After the United States entered World War II, it was converted into the 62nd Tank Destroyer Battalion on 30 January 1942. The battalion was disbanded on 11 November 1944. An unrelated reserve unit, the 302nd Armored Cavalry Regiment, briefly existed after the war in New York. The 302nd was reconstituted on 1 January 1971 in the Army Reserve, with the 1st Squadron activated on the same day at Kearny, New Jersey, with the 78th Division (Training). It was inactivated at Kearney on 30 June 1973. On 1 August, the 1st and 2nd Squadrons were activated and assigned to the 100th Division (Training), with the 1st Squadron at Frankfort, Kentucky, and the 2nd Squadron at Georgetown, Kentucky. The 1st Squadron along with the division was called to active duty in 1991 to train armored cavalry scouts for the Gulf War. The regiment's units were inactivated by the mid-2000s when the 100th Division restructured changed its mission from initial entry training to provide specific Military Occupational Specialty training to four MOSs.

== Commanders ==
The 302nd was commanded by the following officers:
- Colonel George B. Pritchard (2 February–26 August 1918)
- Colonel Hobart B. Brown (17 December 1921–June 1941)

== Heraldry ==
The 302nd's coat of arms was approved on 17 December 1925 and its distinctive unit insignia on 29 July 1926. The distinctive unit insignia included a 1 1/8 in (2.86 cm) gold colored metal and enamel device, which consisted of a yellow shield divided by a red stripe with a horse's head above it in the upper right and a walking bear below in the lower left.

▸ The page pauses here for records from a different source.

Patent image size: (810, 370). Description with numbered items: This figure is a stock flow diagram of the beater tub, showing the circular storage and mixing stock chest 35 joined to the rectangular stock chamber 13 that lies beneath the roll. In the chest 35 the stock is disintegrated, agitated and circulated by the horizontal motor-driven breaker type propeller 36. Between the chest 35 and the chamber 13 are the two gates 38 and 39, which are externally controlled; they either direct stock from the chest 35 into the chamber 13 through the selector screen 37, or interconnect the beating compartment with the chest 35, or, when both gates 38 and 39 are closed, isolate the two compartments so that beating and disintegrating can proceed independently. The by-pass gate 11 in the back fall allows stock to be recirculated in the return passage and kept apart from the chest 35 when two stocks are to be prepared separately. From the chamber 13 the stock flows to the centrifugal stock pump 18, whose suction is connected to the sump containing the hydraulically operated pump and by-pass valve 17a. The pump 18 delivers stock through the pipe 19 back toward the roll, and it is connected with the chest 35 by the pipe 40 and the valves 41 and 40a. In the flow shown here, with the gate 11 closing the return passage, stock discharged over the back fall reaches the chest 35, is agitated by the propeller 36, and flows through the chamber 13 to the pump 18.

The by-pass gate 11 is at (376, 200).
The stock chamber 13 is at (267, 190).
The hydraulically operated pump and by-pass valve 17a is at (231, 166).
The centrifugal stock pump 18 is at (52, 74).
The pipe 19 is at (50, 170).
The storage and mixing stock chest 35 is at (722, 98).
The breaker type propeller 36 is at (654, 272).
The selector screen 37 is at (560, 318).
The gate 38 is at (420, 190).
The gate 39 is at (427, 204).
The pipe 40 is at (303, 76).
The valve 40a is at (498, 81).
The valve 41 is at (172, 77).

The shield's color symbolized the cavalry, the red stripe represented its artillery service, the horse's head was from the Coat of arms of New Jersey, where the regiment was allocated, and the bear was from the Seal of California, where the 302nd was originally formed. The regimental motto, "Celer Eundo; Concurso Ferox" (Swift in March; Bold in Attack), was attached to the bottom of the distinctive unit insignia. The regimental coat of arms was of a similar design to the distinctive unit insignia but included the Organized Reserve's Minuteman crest above the shield and omitted the motto.